Kicking off HP’s annual Americas Partner Conference (APC) in Las Vegas, Hurd (hoarse with a cold) also disputed the notion of some partners that the company wants them to be exclusive to HP while HP continues to play the partner field.
It was clear (as if there could be any doubt) that Hurd has heard the partner complaints: a balky rebate program; lagging storage lineup; channel conflict.
Bottom line, he reiterated, is that HP partners need to sell more HP gear into their accounts. That means an HP partner who sells servers should try to sell servers plus (HP) storage plus (HP) switches. You get the idea.
HP is working to resolve these issues he said, acknowledging that the company can be challenging to work with.
“I’m not going to tell you to be exclusive [but] I also don’t want to be a loss leader [in cases] where our brand goes out in a Proliant with someone else’s memory. We don’t make much margin on low, stripped units…frankly we created some of this problem ourselves” when HP stressed unit sales in figuring out partner remuneration.
The goal is fatter, more margin-rich solution sales. And thus HP echoes similar themes from IBM, from Microsoft, from Oracle.
All of these companies want to widen their footprint in existing accounts while adding net-new customers.
Some partners see these tactics as one-sided in the vendor’s favor, if not a one-way street
HP has grown from $80 billion in sales in 2004 to $105 billion in three years. Hurd said outside analysts expect the company to hit the $111 to $112 billion mark this year.
Sixty-nine percent of HP’s business comes from overseas, and Hurd wants to see the company increase strength in the U.S.
And the bulk of its sales has been and will remain through the channel.
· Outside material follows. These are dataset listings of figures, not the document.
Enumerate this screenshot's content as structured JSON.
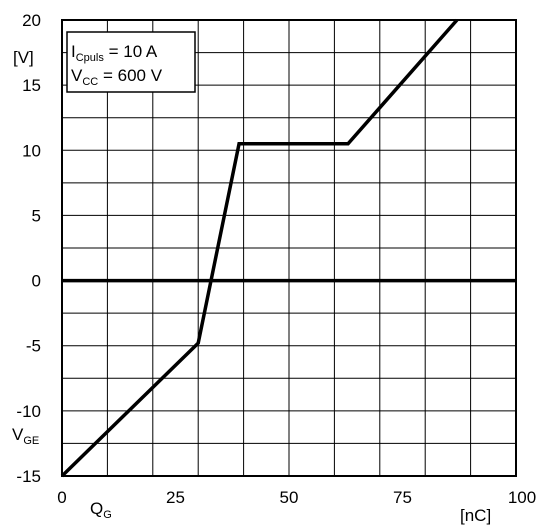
{
  "chart_data": {
    "type": "line",
    "xlim": [
      0,
      100
    ],
    "ylim": [
      -15,
      20
    ],
    "x_ticks": [
      "0",
      "25",
      "50",
      "75",
      "100"
    ],
    "y_ticks": [
      "20",
      "15",
      "10",
      "5",
      "0",
      "-5",
      "-10",
      "-15"
    ],
    "x_grid_step": 10,
    "y_grid_step": 2.5,
    "grid": true,
    "xlabel": {
      "main": "Q",
      "sub": "G"
    },
    "xunit": "[nC]",
    "ylabel": {
      "main": "V",
      "sub": "GE"
    },
    "yunit": "[V]",
    "legend": {
      "line1": {
        "main": "I",
        "sub": "Cpuls",
        "rest": " = 10 A"
      },
      "line2": {
        "main": "V",
        "sub": "CC",
        "rest": "  = 600 V"
      }
    },
    "series": [
      {
        "x": [
          0,
          30,
          39,
          63,
          87
        ],
        "y": [
          -15,
          -4.8,
          10.5,
          10.5,
          20
        ]
      }
    ],
    "zero_line_y": 0
  }
}
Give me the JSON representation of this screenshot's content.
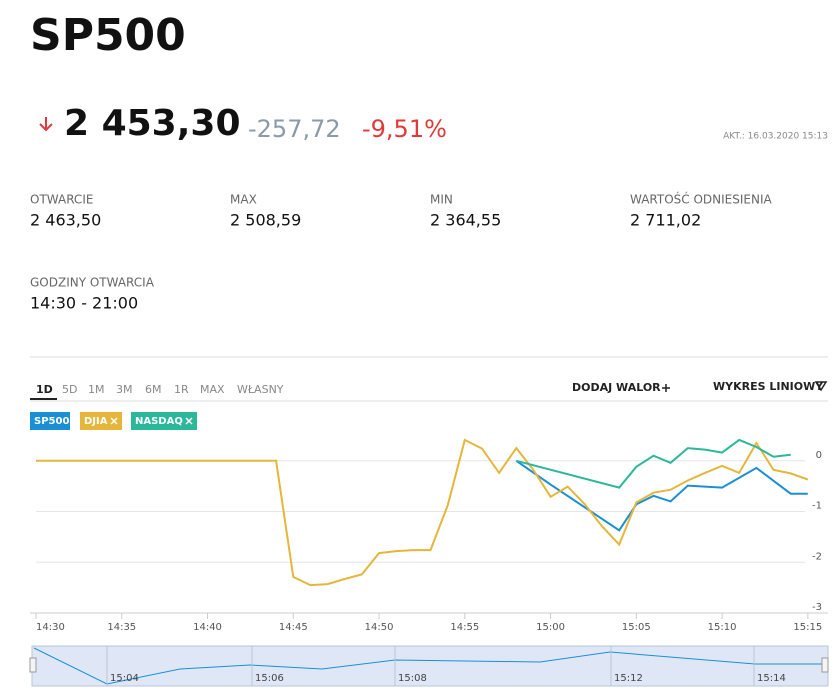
{
  "header": {
    "title": "SP500"
  },
  "quote": {
    "price": "2 453,30",
    "change": "-257,72",
    "change_pct": "-9,51%",
    "updated": "AKT.: 16.03.2020 15:13"
  },
  "stats": [
    {
      "label": "OTWARCIE",
      "value": "2 463,50"
    },
    {
      "label": "MAX",
      "value": "2 508,59"
    },
    {
      "label": "MIN",
      "value": "2 364,55"
    },
    {
      "label": "WARTOŚĆ ODNIESIENIA",
      "value": "2 711,02"
    },
    {
      "label": "GODZINY OTWARCIA",
      "value": "14:30 - 21:00"
    }
  ],
  "tabs": [
    "1D",
    "5D",
    "1M",
    "3M",
    "6M",
    "1R",
    "MAX",
    "WŁASNY"
  ],
  "actions": {
    "add": "DODAJ WALOR",
    "chart_type": "WYKRES LINIOWY"
  },
  "chart_data": {
    "type": "line",
    "xlim": [
      "14:30",
      "15:16"
    ],
    "xticks": [
      "14:30",
      "14:35",
      "14:40",
      "14:45",
      "14:50",
      "14:55",
      "15:00",
      "15:05",
      "15:10",
      "15:15"
    ],
    "ylim": [
      -3,
      1
    ],
    "yticks": [
      0,
      -1,
      -2,
      -3
    ],
    "grid": true,
    "series": [
      {
        "name": "SP500",
        "color": "#1a8fd6",
        "x": [
          "14:58",
          "15:00",
          "15:04",
          "15:05",
          "15:06",
          "15:07",
          "15:08",
          "15:10",
          "15:12",
          "15:14",
          "15:15"
        ],
        "values": [
          0,
          -0.47,
          -1.37,
          -0.86,
          -0.69,
          -0.8,
          -0.49,
          -0.53,
          -0.14,
          -0.65,
          -0.65
        ]
      },
      {
        "name": "DJIA",
        "color": "#e6b63b",
        "x": [
          "14:30",
          "14:44",
          "14:45",
          "14:46",
          "14:47",
          "14:48",
          "14:49",
          "14:50",
          "14:51",
          "14:52",
          "14:53",
          "14:54",
          "14:55",
          "14:56",
          "14:57",
          "14:58",
          "14:59",
          "15:00",
          "15:01",
          "15:02",
          "15:03",
          "15:04",
          "15:05",
          "15:06",
          "15:07",
          "15:08",
          "15:09",
          "15:10",
          "15:11",
          "15:12",
          "15:13",
          "15:14",
          "15:15"
        ],
        "values": [
          0,
          0,
          -2.29,
          -2.45,
          -2.43,
          -2.33,
          -2.24,
          -1.82,
          -1.78,
          -1.76,
          -1.76,
          -0.88,
          0.41,
          0.24,
          -0.24,
          0.25,
          -0.18,
          -0.71,
          -0.51,
          -0.86,
          -1.29,
          -1.65,
          -0.82,
          -0.63,
          -0.57,
          -0.39,
          -0.24,
          -0.1,
          -0.24,
          0.35,
          -0.18,
          -0.25,
          -0.37
        ]
      },
      {
        "name": "NASDAQ",
        "color": "#2bb89a",
        "x": [
          "14:58",
          "15:04",
          "15:05",
          "15:06",
          "15:07",
          "15:08",
          "15:09",
          "15:10",
          "15:11",
          "15:12",
          "15:13",
          "15:14"
        ],
        "values": [
          0,
          -0.53,
          -0.12,
          0.1,
          -0.04,
          0.25,
          0.22,
          0.16,
          0.41,
          0.27,
          0.08,
          0.12
        ]
      }
    ]
  },
  "navigator": {
    "labels": [
      "15:04",
      "15:06",
      "15:08",
      "15:12",
      "15:14"
    ]
  }
}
But HP faces its own risks. Partners frustrated with what they see as non-competitive storage offerings signed on with EqualLogic for its iSCSI storage expertise only to see Dell buy that company and are now faced with the prospect of Dell as a vendor partner. Still, with Dell making channel friendly noise, some are disposed to give it a try.
A few partners said they had hoped HP would buy EqualLogic and are now hoping it’ll make another move on Lefthand Networks or another iSCSI player to bolster its storage.